Valery Gergiev's right hand inhabits a world of its own. Most conductors' hands work independently of each other, but the very fingers of Gergiev's right hand appear to be on separate tracks, pursuing thoughts and ideas within the music that are not necessarily even audible. The hand supplies its own subtext. It dances, mesmerizing and odd, like a peculiarly agile crab. And it did so especially in excerpts from Prokofiev's "Cinderella" Suite, which opened Gergiev's performance with the Mariinsky Orchestra -- still generally known by its Soviet name, Kirov -- at George Mason University's Center for the Arts on Friday night.

The program was at once heavily Russian and determinedly innocuous, both artistically and politically. The political part is worth noting, since Gergiev, who has led the orchestra for 20 years, took a determined pro-Russian stance in the conflict with Georgia this summer: He performed with the orchestra on the steps of the bombed-out parliament building of South Ossetia -- he is himself of Ossetian heritage -- in memory of those who had died in the five-day conflict, while Georgian villages literally burned in the background.

On Friday, the Russianness was restricted to the playing style -- thick and rich, and a little nonchalant -- and the nationality of the featured composer, Prokofiev. The only message to be read in the programming of the "Cinderella" Suite No. 3, Op. 9, and Act 3 of "Romeo and Juliet" is that New York's Lincoln Center is in the midst of a Prokofiev festival, and the orchestra came to Washington between appearances there. As often happens, Washington got a rather defanged encapsulation of the New York programs, which included more challenging pieces such as the "Scythian" Suite and excerpts from the seldom-played ballet "Le Pas d'Acier." By contrast, Friday's program yielded another, inadvertent message: This much ballet music without the Mariinsky dancers, however idiomatically played, is an awful lot of ballet music.

Leavening the mix was Beethoven's Fourth Piano Concerto: It, too, had a Russian accent, the heavy flow of the orchestra supporting the firework fingers of the soloist, Alexei Volodin, a frequent Gergiev collaborator. The piano, which appeared to be an American Steinway, produced a jarring metallic tinkle in the top notes, though Volodin did his best to turn it into something more malleable. The result was enjoyable, though more as a showcase for the players than for Beethoven.
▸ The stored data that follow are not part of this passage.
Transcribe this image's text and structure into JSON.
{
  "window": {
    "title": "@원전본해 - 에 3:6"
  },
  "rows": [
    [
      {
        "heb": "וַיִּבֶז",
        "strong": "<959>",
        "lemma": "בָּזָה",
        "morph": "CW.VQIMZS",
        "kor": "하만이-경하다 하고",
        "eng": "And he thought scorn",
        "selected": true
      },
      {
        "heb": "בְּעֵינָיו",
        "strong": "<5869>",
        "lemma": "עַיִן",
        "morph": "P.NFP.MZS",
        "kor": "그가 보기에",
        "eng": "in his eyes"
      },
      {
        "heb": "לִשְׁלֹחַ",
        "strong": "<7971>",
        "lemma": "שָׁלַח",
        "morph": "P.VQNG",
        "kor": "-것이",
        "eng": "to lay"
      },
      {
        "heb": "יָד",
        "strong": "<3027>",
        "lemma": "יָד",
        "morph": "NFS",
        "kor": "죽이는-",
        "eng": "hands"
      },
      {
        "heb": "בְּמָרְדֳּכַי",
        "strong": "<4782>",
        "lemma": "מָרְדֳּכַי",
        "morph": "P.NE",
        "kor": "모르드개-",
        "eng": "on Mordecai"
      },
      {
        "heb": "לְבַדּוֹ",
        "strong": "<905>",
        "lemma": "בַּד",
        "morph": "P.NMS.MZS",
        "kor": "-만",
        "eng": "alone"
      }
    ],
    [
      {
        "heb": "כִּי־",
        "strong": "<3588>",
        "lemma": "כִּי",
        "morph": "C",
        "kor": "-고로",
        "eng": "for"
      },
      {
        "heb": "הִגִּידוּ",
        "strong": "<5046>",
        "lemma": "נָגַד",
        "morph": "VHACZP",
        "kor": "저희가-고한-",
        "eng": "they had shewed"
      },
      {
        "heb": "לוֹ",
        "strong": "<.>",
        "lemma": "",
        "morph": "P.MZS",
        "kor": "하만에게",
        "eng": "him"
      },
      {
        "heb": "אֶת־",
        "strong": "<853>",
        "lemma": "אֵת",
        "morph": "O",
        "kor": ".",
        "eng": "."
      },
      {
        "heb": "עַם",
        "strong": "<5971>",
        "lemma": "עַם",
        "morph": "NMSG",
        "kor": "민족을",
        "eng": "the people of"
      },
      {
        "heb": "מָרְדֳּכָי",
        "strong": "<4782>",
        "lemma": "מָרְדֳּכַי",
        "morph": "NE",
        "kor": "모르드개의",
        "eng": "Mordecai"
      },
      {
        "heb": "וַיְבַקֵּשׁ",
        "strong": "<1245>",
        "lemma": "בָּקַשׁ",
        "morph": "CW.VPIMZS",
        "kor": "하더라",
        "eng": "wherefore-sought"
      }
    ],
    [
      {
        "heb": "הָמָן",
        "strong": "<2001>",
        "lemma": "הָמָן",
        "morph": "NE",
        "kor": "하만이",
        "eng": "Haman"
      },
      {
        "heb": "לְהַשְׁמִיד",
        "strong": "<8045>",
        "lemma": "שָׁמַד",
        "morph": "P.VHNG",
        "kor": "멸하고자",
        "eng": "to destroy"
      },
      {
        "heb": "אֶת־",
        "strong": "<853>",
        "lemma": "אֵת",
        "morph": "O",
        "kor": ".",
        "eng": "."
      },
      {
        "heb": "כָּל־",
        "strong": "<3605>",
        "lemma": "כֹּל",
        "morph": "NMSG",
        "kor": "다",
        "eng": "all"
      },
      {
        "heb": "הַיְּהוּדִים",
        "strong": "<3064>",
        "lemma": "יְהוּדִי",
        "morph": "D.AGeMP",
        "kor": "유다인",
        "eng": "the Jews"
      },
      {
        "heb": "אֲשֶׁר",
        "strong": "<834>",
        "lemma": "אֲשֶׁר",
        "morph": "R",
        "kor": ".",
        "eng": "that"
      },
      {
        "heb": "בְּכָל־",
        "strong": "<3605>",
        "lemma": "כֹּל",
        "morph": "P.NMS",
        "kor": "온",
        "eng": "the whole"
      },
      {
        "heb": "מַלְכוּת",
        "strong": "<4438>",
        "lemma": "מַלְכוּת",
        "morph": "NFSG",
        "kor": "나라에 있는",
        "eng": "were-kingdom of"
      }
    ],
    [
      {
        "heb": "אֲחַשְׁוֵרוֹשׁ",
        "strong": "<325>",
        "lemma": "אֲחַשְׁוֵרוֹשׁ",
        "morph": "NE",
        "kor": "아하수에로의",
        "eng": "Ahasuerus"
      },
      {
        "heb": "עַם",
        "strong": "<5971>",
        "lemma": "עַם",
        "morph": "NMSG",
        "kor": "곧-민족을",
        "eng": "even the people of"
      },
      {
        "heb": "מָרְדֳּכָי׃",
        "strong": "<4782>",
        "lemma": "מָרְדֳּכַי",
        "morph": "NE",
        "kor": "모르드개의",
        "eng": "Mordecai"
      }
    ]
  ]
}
Gergiev projects a sense of spontaneity, even informality, especially in GMU's shallow, modern concert hall, standing among his musicians without benefit of podium or baton. Certainly "Cinderella" kept making unexpected turns, the lacquer-rich strings suddenly going bright and glassy; the percussion offering, in cartoonlike slow motion, the ticking of the threatening clock. In "Romeo and Juliet," the playing seesawed between mastery and routine. The winds' entrance with the love theme at one point sounded like a yawn, and the concertmaster, far from embodying the romantic ideals about Russian violinists, played peremptorily in a couple of his solos. Offering a whole act of this piece, rather than the more familiar concert excerpts, is a mixed blessing; you get the dramatic integrity of the work but also fewer highlights and slower pacing. Even Gergiev's right hand was subdued, by the end, into something approaching conservatism.